The scheme’s demise comes in the wake of controversy over the government’s PPE procurement. The House of Commons’ public accounts committee said in a report in June 2022 that much of the DHSC’s procurement in 2020 was “haphazard, even given the scale of the challenge in building stocks at a time of massive global shortages”. Of the £12bn of PPE purchased during the crisis, the committee found that about a third turned out to be useless and will have to be incinerated or sent to landfill.

The report also criticised the degree of scrutiny the department gave to contract negotiations, finding that almost a quarter of all its PPE contracts were subject to “commercial negotiations, legal review or mediate after they had been awarded.

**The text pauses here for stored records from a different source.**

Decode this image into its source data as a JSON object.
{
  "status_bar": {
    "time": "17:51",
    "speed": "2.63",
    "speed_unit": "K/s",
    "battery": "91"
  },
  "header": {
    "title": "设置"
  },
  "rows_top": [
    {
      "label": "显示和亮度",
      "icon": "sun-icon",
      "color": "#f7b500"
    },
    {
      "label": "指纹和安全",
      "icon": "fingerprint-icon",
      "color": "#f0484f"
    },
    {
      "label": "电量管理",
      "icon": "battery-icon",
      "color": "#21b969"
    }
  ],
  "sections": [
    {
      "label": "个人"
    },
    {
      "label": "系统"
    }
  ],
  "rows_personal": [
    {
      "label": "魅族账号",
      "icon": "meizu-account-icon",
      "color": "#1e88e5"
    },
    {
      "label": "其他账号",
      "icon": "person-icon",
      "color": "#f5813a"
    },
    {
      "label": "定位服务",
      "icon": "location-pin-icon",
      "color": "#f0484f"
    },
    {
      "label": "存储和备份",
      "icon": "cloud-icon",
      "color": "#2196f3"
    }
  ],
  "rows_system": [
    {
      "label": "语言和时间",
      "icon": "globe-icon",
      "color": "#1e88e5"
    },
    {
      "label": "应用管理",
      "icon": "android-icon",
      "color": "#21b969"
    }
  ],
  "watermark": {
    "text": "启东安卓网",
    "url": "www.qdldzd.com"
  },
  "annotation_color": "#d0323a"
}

Gavin Killeen, a director of North West Medical, a manufacturer of clear masks, said: "It's clear that as the pandemic has developed, the UK has strengthened its ability to make masks and other sorts of PPE at more competitive prices, compared with the rest of the world. This has been due to the experience we and other manufacturers have gained over this period, along with the investments in automation. When you factor in the resilience you get from having local manufacturing, the case for buying locally has become more compelling."

A key factor behind what has happened with clear masks is that in the early stages of the pandemic the government massively over-ordered many types of PPE. As a result, some items in the UK stockpile may not need replenishing for several years.

However for innovative products such as high-quality transparent masks, few if any are held in existing stocks, making it far harder for officials to argue that boosting supply is unnecessary – especially if rising Covid infections put mask-wearing back on the agenda.